Que risque une entreprise qui n’a rien choisi au 1er septembre 2026 ?
Le barème issu de la loi de finances 2026 prévoit 50 € par facture non émise sous forme électronique. Le plafond est de 15 000 € par an et par entreprise. Une transmission d’e-reporting manquante coûte 500 €. Le défaut de recours à une plateforme agréée coûte 500 € après mise en demeure. Le montant passe ensuite à 1 000 €, puis à 1 000 € tous les trois mois. Une première infraction régularisée sous 30 jours échappe à la sanction.
Combien de plateformes agréées Tessi a-t-elle face à elle ?
Plus de 130 plateformes sont immatriculées, 137 recensées au 2 juillet 2026. La liste officielle d’impots.gouv.fr a été mise à jour le 12 août 2026. Le fichier se télécharge en ODS, XLSX ou PDF. Ce nombre rend la comparaison épuisante si vous partez du catalogue complet.
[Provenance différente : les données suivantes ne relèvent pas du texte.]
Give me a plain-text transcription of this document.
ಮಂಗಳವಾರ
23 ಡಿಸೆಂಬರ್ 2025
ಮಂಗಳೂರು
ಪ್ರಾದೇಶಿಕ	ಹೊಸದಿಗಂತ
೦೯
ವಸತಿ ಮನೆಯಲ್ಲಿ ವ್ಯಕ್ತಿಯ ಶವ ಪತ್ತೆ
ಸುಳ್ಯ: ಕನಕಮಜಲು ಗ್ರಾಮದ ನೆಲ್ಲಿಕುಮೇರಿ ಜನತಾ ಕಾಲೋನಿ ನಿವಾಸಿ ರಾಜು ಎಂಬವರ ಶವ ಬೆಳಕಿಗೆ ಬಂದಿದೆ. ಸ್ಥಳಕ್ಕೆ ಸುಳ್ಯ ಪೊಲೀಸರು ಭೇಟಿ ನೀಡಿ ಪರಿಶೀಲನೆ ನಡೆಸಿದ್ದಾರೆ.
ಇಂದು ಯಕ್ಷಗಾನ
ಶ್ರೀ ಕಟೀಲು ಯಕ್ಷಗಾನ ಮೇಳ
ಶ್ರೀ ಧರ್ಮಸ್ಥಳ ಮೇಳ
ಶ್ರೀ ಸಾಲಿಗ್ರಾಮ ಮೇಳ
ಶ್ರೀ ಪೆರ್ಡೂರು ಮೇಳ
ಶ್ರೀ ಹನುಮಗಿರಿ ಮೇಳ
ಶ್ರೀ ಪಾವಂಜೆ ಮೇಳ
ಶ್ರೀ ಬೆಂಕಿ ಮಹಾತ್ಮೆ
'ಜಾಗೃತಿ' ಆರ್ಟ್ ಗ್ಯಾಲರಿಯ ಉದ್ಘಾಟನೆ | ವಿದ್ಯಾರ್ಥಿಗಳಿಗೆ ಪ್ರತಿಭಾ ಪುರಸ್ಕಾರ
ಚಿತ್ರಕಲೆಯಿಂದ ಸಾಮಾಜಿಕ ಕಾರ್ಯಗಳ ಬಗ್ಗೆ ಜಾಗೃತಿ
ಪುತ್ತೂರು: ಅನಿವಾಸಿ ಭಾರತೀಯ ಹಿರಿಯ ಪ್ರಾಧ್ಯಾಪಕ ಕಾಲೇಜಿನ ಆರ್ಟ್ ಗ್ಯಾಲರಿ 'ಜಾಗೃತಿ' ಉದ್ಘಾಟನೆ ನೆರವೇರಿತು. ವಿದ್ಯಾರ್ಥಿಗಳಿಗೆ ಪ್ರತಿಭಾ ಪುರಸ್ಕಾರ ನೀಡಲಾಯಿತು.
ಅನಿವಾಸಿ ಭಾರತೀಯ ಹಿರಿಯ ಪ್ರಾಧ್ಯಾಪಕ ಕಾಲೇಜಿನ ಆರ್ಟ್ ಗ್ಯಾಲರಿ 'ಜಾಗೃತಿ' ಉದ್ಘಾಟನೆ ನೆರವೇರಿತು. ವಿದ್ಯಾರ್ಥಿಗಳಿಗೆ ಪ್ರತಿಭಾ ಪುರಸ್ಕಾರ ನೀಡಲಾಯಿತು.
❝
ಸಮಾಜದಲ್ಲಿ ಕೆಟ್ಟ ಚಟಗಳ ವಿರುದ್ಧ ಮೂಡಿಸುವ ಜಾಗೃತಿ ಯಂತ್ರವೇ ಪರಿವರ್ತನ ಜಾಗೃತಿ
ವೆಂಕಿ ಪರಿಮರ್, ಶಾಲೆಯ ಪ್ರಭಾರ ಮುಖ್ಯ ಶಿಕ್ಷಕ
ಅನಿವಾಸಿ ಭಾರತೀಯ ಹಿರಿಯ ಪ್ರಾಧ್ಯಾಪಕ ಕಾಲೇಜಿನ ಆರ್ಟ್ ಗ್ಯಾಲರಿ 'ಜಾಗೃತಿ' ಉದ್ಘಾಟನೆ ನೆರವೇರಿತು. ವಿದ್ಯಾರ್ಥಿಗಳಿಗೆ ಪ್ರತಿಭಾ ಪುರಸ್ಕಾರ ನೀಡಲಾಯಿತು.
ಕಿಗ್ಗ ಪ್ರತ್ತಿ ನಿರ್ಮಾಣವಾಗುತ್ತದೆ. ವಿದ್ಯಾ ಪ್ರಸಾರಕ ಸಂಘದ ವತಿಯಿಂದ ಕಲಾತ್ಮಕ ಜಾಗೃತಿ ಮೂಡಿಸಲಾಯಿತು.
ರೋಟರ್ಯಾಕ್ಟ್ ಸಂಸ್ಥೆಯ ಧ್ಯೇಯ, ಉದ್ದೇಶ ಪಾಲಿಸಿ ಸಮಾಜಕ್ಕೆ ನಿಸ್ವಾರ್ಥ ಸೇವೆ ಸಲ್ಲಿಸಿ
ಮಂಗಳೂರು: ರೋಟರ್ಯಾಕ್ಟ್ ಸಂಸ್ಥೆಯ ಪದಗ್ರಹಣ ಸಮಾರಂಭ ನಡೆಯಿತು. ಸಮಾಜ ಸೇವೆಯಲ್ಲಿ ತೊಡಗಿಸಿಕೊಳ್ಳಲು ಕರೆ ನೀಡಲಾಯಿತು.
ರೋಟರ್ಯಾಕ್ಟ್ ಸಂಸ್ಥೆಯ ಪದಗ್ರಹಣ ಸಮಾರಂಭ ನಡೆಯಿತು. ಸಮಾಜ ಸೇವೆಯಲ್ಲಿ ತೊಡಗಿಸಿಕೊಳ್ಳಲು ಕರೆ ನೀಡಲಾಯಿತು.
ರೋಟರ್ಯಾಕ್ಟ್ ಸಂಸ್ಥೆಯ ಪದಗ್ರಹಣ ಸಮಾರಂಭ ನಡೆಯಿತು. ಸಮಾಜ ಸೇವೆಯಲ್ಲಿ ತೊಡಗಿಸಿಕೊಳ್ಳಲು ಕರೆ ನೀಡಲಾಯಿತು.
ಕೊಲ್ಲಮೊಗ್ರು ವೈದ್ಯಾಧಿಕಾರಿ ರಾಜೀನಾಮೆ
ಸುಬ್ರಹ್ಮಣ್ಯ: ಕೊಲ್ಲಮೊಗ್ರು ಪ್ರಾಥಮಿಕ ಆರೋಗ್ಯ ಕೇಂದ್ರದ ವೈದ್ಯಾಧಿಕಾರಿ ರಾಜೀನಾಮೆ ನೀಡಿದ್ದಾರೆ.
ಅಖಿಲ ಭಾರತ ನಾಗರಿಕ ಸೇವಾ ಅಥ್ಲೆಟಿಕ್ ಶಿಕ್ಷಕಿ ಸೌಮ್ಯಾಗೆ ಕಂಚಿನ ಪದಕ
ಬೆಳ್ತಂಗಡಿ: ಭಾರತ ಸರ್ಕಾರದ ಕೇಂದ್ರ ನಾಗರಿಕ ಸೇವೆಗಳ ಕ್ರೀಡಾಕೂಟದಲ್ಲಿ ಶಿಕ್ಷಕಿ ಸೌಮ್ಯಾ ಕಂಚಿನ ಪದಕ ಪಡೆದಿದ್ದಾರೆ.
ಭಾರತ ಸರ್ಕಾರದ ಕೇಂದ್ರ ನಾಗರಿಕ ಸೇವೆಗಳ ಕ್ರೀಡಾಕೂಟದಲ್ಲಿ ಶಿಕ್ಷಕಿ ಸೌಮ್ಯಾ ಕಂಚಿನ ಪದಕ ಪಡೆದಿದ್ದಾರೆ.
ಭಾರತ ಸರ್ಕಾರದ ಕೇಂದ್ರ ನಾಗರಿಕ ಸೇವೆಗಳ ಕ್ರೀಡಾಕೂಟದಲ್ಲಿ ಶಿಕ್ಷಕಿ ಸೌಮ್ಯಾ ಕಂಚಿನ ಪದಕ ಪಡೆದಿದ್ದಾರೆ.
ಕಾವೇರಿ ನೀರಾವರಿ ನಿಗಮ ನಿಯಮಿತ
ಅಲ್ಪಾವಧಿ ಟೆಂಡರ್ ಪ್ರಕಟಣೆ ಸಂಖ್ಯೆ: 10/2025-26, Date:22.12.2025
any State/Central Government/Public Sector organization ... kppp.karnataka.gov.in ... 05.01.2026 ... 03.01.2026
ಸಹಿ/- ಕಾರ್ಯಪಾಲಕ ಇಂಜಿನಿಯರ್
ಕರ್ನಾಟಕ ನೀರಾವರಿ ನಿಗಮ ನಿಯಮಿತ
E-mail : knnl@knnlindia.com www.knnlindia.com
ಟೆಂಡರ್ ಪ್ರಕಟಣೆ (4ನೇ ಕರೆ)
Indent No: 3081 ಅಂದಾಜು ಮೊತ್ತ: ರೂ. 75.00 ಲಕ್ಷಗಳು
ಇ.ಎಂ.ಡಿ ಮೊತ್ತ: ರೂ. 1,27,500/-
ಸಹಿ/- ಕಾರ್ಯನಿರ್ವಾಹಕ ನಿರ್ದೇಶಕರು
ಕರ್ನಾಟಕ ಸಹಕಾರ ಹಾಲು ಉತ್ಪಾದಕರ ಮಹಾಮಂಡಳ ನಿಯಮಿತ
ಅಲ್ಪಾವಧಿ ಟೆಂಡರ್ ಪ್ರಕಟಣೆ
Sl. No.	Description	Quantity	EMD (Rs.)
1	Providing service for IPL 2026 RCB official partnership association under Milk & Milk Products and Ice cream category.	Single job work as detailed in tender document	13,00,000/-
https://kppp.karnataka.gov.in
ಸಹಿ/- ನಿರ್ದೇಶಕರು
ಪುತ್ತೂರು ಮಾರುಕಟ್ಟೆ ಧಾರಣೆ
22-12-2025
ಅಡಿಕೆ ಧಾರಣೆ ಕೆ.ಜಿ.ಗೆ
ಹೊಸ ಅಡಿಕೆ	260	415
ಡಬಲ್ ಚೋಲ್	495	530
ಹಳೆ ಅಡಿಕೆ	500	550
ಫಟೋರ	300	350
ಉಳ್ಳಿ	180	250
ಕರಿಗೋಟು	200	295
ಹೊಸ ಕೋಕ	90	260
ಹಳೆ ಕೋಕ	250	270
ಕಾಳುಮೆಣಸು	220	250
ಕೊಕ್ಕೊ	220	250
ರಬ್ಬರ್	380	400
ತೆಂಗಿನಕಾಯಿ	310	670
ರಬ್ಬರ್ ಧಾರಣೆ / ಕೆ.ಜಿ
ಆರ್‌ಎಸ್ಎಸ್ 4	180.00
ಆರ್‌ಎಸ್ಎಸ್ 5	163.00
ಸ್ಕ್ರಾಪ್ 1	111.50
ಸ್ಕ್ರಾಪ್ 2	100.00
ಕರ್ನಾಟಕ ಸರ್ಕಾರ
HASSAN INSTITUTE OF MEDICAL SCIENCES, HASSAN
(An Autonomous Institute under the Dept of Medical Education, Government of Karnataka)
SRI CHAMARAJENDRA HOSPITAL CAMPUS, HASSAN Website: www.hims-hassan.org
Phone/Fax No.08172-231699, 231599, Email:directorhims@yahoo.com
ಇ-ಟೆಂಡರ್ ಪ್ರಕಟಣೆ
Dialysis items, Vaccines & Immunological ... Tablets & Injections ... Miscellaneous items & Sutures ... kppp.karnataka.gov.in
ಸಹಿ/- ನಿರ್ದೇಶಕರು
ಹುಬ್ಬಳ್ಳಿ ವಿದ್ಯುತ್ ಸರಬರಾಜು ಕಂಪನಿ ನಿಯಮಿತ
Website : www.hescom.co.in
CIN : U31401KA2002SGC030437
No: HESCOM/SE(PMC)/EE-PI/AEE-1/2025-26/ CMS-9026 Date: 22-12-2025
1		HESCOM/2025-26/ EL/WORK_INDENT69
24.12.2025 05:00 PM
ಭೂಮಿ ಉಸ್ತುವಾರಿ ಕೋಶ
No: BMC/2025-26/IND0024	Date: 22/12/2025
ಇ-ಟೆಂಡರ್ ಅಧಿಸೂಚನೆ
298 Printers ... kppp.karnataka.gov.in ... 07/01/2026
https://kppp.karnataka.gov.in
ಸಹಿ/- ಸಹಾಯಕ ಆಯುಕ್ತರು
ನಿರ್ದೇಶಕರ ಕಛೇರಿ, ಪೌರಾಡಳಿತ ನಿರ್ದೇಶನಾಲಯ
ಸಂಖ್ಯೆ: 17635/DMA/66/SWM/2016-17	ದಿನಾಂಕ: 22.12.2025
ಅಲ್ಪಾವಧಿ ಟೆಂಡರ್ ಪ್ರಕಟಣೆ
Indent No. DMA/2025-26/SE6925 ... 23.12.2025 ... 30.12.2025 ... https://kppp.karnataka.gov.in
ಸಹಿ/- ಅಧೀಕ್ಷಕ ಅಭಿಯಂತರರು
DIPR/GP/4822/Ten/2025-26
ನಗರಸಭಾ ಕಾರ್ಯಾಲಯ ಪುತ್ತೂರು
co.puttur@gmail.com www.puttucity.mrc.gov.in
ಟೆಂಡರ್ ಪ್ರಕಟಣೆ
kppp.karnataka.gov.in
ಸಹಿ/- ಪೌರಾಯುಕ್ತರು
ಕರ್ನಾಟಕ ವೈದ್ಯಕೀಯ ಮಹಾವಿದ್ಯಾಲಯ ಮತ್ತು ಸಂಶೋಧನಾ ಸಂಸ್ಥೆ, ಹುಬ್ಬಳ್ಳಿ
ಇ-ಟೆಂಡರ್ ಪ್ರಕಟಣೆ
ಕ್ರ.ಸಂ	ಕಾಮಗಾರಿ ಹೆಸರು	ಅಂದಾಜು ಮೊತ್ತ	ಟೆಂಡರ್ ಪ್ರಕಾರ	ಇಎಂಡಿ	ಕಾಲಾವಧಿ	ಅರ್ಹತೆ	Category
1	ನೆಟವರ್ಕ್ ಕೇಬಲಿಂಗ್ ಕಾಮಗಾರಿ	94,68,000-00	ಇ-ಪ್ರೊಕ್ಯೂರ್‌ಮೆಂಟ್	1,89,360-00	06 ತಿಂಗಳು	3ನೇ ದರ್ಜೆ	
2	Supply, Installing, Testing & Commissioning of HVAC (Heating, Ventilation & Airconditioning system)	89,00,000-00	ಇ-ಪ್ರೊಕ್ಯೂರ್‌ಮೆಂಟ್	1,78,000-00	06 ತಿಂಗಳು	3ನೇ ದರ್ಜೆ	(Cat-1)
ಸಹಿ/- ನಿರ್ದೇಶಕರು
Filtrez d’abord sur votre volume annuel, puis sur les canaux d’entrée dont vous avez réellement besoin. Trois ou quatre candidats sérieux suffisent à monter une consultation.
Que se passe-t-il si l’immatriculation n’est pas renouvelée dans trois ans ?
L’immatriculation vaut trois ans et se renouvelle auprès de la DGFiP. Un non-renouvellement obligerait Tessi à cesser son activité de plateforme agréée, et ses clients à migrer. Le risque paraît faible pour un groupe de cette taille, mais il se couvre par contrat. Exigez une clause de réversibilité : format d’export des flux, durée de mise à disposition de l’archive et prise en charge de la migration. Ce point se négocie à la signature.